Iraq: Mosul Humanitarian Response Situation Report #11 (5 December - 11 December 2016) [EN/KU/AR]
Attachments
Highlights
90,100 displaced people, over 10,000 returnees, and hundreds of thousands of highly vulnerable residents in newly-retaken areas require assistance.
As many as one million people are estimated to remain out of reach of humanitarian assistance in Mosul city. Of particular concern are reports of food and water shortages.
Trauma injuries among civilians continue to be of significant concern, with 685 injuries reported in the reporting period, mainly from gunshots, mines, and indirect fire. This is a 30 per cent increase on last week, where 410 referrals were made.
The Mosul emergency is a protection crisis. 154 unaccompanied girls and boys have been registered for follow up with social workers. Over 101,175 people have been reached with protection services since 17 October.
Situation Overview
Nearly two months after military operations to retake Mosul from the Islamic State of Iraq and the Levant (ISIL) began, civilians continue to be significantly impacted by the fighting. Some 90,100 people are currently displaced as a result of the on-going Mosul operations, which began on 17 October 2016. Of primary humanitarian concern is the severe shortage of drinking water faced by residents remaining in areas recently retaken from ISIL by Iraqi forces. Humanitarian partners are working to bring basic water supply infrastructure and services back online, including work to repair a damaged water treatment plant in Salamiya. Humanitarian partners are also surveying locations to drill boreholes in recently retaken areas to increase water output and distribution.
Food supplies have also been in short supply in recently retaken neighborhoods. Both the government and humanitarian partners have undertaken food distributions in camps. On 8 December, the UN carried out its firstlarge-scale distribution of multi-sectoral humanitarian assistance in recently retaken neighbourhoods in eastern Mosul city. Supplies on 27 trucks from WFP, UNICEF, and UNFPA were delivered to 45,000 people, including many women and children. The supplies included ready-to-eat emergency food for one week, high energy biscuits, baby kits, bottled water, water purification tablets, hygiene kits, and dignity kits.
Emergency medical assistance is also in short supply, with a significant increase in recent weeks of civilians with trauma injuries as a result of the fighting, primarily from gunshot wounds and indirect fire. Trauma kits have been provided to Primary Health Care (PHC) facilities, and humanitarian partners are mobilizing to provide additional trauma care facilities in or near eastern parts of Mosul city. There is also a need for stabilization points and field hospitals to be established in or near Mosul city to provide secondary health care services (triage, trauma management and surgery) to reduce the burden on hospitals in Erbil.
The sudden onset of cold winter weather has compounded the impact on people affected by the conflict in Mosul city, particularly those who have been displaced from their homes. Protective shelter, heating and fuel, warm clothing and blankets are priority needs for many affected people. As over half of those displaced are children under 18, there is also a need to ensure that the Temporary Learning Spaces (TLSs) that have been established in the camps are winterized, to avoid the risk of a significant decline in attendance in the coming weeks.
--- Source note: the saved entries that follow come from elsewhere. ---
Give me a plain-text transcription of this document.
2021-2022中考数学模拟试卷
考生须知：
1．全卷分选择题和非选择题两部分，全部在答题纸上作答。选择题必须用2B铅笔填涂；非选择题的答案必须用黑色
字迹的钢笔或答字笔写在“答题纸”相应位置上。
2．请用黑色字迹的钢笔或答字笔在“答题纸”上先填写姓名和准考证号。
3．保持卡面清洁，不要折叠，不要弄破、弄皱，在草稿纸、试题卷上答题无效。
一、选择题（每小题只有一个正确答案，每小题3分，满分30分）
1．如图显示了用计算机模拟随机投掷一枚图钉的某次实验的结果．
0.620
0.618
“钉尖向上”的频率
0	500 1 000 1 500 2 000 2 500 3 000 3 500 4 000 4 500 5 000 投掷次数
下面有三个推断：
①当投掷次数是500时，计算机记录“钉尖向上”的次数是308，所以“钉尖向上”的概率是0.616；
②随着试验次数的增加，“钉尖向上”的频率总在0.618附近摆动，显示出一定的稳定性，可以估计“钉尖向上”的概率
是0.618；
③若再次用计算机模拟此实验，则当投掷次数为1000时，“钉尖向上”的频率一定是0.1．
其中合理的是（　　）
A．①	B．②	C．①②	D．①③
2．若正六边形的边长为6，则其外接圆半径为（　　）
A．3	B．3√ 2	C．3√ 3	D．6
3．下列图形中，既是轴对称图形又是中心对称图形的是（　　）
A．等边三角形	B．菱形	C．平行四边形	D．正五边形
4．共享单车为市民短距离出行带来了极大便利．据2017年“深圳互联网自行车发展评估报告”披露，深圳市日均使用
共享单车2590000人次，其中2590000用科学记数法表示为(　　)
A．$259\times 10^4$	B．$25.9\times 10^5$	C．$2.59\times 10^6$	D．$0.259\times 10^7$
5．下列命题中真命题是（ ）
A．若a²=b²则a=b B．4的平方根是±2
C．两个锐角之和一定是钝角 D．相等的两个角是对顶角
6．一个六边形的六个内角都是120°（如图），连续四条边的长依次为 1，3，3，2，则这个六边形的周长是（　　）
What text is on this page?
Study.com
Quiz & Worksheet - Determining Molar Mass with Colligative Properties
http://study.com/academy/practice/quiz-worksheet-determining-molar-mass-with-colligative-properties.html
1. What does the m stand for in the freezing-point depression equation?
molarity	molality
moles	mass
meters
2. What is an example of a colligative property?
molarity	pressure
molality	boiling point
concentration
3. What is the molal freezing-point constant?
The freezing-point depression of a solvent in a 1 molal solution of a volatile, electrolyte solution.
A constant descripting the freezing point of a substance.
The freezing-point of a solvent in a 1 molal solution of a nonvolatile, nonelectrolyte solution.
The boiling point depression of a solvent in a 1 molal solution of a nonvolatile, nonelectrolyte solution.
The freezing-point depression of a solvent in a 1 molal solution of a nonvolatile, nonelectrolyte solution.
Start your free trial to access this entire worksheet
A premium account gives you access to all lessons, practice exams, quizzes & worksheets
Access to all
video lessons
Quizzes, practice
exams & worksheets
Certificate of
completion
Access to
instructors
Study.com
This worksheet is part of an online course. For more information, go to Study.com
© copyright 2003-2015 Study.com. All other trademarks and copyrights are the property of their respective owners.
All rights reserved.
Another 9,000 people have been newly displaced in the last seven days. There is a fear that, should military operations in Mosul intensify, greater numbers of people may be subsequently displaced. In coordination with the Government’s Joint Crisis Coordination Centre (JCCC) and the Ministry of Migration and Displacement (MoMD), humanitarian partners are working to establish new sites to receive newly displaced people.
Establishing and maintaining humanitarian access remains critical to ensuring the distribution of humanitarian aid close to the front lines, where it is needed most. Wherever possible, efforts are being made undertake access and security assessment missions followed by the rapid response of assistance. Vulnerable people are in urgent need of ongoing support and the humanitarian community continues to call on all parties to the conflict to ensure humanitarian access and allow aid deliveries to reach all people in need.
Since the beginning of the response, 35,759 family non-food item (NFI) kits have been distributed by the NFI/Emergency Shelter cluster in both camps and to vulnerable communities out of camps. With temperatures dipping below freezing overnight, 62 per cent of these families (22,315 families) also received additional winter top-up items including heaters, jerry cans for fuel and thermal mats. Between 7 and 8 December, MoMD delivered 680 blankets and 300 kerosene stoves in Hasansham and Qayyara Jad’ah camps. The MoMD also distributed more than 16,000 dry food rations as well as 15,000 ready to eat food rations out of camp in Hay Al-Qahira, Al-Zuhur, Al-Ekha’, Hay Al-Entsar, Namrud villages and Al-Qadisiya, as well as in Qayyara Jad'ah and Khazer Camps.